Stakeholder Networking: Making Policies Reflect the Public Interest. Given that 21st century problems cannot be properly addressed through unilateral action, savvy managers should look to building a stakeholder network and begin identifying the appropriate people to engage. The case of study of the New York Port Authority’s attempt to engage business and civil society in the plans to rebuild the World Trade Center illuminates the complexities of selecting appropriate contributors and finding common goals among a cacophony of voices. Ultimately, this case raises more questions than answers. Some citizen engagement is necessary, but the extent to which bureaucracy should engage citizens remains unclear.
Tenacious Promotion of Success: Shaping Public Perceptions. Although citizens depend on government-provided services, the public servants who help to build and maintain those services remain largely nameless and faceless. What is more, the media does not hesitate to broadcast government failures and scandals. Maintaining an open government is no longer enough. In a democracy, public officials must also accept the responsibility of keeping the public informed through public reporting in annual reports, through public hearings to involve citizen participation or through public service ads. Cohen and Eimicke recommend that administrators approach the media in a way that will give them greater control over the message they send to the public. Each employee, then, should have some training on media relations in order to help validate an organization’s public credibility.
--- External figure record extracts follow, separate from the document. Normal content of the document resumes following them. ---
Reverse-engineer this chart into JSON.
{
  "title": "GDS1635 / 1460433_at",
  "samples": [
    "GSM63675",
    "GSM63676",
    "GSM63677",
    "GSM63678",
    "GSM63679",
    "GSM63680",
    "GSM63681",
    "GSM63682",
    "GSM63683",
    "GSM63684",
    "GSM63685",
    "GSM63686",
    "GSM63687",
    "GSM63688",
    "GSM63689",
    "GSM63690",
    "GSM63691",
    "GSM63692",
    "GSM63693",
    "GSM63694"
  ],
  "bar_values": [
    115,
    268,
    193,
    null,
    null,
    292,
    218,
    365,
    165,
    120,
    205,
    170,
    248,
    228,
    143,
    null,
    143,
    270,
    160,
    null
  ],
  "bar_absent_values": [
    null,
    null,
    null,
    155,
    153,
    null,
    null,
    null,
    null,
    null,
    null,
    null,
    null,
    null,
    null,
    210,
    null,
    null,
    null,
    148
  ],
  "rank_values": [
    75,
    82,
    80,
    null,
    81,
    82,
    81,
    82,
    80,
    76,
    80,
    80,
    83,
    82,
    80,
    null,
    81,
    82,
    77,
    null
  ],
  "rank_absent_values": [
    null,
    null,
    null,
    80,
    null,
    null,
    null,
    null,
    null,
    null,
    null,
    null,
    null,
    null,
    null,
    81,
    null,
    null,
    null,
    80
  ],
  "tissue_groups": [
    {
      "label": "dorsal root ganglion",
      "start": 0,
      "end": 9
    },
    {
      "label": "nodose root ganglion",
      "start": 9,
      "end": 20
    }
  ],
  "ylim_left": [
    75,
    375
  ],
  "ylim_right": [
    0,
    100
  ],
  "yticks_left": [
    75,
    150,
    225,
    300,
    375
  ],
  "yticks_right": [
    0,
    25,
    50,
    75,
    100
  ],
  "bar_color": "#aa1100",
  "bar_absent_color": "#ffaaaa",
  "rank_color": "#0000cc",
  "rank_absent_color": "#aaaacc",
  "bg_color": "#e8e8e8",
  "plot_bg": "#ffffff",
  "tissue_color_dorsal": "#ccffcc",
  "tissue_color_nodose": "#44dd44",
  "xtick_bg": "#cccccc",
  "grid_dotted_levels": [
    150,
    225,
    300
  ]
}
The paradox of anti-government sentiment is that its origins are multifaceted: found in the beliefs of both citizens and public servants. Thus, any attempts by public administrators to promote a pro-government culture within the United States must be equally multi-dimensional, addressing the rifts of mistrust between, within and without government, at local and national levels and prescribe creative solutions to build a society characterized by a government more united with the needs of its populace. The United States constitutional imperative on a bureaucracy improves the practice of democracy, demands that public servants advance a common goal: the promotion of strong government-citizen ties and mutual T.R.U.S.T.